I'll be in my bunk. Academically speaking.

I was very excited to hear about Logos Bible Softwares Noet product, their expansion into classical, philosophical, and literary e-books. I was particularly excited to see that their Classical Greek and Latin bundles included content from the Perseus Digital Library, one of the most valuable information sources in the history of ever, if you are a classics geek. I also noticed that Logos is busy digitizing my other favorite thing in the world, the Loeb Classical Library.

And then, on a whim, I searched to see if the Perseus material was going to be available as a stand-alone product.

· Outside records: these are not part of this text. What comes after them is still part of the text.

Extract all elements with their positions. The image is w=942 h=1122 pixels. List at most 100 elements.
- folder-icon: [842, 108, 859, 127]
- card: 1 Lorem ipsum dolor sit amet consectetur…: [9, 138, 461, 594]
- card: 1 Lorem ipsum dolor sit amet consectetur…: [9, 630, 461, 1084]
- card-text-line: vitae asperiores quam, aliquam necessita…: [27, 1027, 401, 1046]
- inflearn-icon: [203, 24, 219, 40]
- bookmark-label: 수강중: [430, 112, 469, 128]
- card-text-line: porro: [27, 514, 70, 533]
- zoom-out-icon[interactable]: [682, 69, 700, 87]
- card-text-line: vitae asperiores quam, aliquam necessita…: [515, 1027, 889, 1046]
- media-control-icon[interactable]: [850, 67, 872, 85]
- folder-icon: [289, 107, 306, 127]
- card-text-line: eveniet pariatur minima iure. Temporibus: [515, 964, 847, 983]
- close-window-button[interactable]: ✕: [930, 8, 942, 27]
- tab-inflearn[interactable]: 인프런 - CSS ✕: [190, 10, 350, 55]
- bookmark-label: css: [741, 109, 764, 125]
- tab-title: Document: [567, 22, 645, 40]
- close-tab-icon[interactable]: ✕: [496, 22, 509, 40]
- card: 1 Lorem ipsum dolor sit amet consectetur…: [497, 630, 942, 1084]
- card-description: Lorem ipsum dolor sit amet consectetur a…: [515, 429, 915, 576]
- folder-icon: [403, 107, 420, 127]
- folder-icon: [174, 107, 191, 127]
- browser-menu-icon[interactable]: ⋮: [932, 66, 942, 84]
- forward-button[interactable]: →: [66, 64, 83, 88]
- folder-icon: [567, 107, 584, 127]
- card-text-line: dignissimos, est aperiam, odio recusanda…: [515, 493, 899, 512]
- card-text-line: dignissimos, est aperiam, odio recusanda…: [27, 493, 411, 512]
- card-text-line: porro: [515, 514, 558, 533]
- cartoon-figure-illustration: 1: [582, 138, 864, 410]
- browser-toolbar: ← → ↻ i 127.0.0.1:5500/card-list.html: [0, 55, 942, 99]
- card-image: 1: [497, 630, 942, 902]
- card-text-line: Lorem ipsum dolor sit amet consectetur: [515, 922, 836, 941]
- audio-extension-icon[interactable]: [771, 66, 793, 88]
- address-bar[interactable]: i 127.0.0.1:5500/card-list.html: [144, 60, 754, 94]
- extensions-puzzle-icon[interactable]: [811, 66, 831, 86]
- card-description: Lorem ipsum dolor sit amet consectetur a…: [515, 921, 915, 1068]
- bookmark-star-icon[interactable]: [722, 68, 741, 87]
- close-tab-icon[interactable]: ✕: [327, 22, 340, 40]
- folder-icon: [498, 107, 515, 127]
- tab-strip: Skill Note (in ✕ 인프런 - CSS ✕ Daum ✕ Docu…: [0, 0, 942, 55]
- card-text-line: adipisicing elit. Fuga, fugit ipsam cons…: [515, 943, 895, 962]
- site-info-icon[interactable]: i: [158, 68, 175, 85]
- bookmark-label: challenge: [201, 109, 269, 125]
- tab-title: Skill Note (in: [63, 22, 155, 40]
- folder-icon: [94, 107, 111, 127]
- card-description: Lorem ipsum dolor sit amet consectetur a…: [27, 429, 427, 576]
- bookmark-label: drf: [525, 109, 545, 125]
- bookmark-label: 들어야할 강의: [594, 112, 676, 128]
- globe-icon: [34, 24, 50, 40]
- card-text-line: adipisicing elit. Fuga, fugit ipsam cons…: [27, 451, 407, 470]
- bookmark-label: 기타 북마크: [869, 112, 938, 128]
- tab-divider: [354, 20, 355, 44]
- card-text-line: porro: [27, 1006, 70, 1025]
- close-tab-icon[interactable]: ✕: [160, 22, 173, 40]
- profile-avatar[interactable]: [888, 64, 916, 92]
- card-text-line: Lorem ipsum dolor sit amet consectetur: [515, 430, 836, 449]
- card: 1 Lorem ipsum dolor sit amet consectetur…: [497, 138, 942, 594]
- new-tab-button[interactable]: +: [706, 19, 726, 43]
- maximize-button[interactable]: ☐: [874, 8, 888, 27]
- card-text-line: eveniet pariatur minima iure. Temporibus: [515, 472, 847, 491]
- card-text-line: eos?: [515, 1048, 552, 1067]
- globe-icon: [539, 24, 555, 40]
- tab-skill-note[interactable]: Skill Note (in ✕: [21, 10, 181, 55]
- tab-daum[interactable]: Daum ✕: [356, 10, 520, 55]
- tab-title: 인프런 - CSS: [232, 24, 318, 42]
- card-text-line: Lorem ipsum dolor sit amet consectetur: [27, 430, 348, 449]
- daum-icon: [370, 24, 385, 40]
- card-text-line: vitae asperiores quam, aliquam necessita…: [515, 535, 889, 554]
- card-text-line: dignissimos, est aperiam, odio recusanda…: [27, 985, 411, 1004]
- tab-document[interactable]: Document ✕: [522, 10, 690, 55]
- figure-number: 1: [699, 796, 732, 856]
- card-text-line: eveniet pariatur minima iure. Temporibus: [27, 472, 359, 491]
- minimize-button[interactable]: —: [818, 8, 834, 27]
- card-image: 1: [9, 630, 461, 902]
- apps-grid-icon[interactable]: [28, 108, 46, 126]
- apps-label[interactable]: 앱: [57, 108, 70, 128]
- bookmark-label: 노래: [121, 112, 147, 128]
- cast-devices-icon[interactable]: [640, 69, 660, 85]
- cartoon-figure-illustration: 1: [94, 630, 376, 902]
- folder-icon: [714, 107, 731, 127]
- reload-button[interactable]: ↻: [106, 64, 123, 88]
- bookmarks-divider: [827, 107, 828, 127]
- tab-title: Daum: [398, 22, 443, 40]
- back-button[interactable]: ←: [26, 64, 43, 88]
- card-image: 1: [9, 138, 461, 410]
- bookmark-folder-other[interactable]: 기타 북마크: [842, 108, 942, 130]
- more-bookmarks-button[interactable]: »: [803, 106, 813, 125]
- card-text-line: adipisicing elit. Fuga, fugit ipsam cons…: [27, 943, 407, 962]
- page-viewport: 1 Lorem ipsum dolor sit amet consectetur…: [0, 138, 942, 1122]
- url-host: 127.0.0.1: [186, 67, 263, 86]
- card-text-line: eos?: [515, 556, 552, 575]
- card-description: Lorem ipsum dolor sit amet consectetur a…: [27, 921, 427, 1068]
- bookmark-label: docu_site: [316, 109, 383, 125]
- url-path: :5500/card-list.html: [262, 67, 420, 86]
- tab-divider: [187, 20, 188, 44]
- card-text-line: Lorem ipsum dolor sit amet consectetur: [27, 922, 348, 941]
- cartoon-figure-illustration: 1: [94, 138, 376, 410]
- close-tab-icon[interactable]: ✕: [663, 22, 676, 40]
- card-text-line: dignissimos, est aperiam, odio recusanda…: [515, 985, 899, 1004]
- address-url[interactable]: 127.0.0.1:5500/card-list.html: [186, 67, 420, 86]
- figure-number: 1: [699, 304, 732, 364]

And it is. Already. FOR FREE.

I dont have the full version of Logos on my work computer, so I cant delve too deeply, but its a tremendous number of Greek and Latin texts and translations. It doesnt look like they are morphologically tagged, so it isnt a complete replacement for the (clunky) Perseus web interface. But Logos says they are looking into morph tagging, and there is already a right-click option to send a selection to Perseus parsing tool.  I stand corrected! They aren’t fully morph-tagged like the Bibles, but they have the same morph data that you’d get from the Perseus parser (e.g., it will tell you that form could be nominative, vocative, or accusative, but not which one it is.) At least that’s the case with Aristotle’s Metaphysics. Joy!

This wont keep me from buying the various other Noet and Loeb offerings, of course. Because you cant have too many books, especially when they don’t weigh anything. But oh man, does this make it a lot easier to, say, pull up the original Greek of the Phaedrus on my phone at a cocktail party. And we all know how often that comes up.

*jumping up and down with geeky joy*

(They also have other material from the Perseus database, including Beowulf and the Duke Documentary Papyri, if that’s how you roll.)

ADDENDUM: It turns out the Perseus material has been (incrementally) available on Logos for almost two years now. Still pretty cool, though.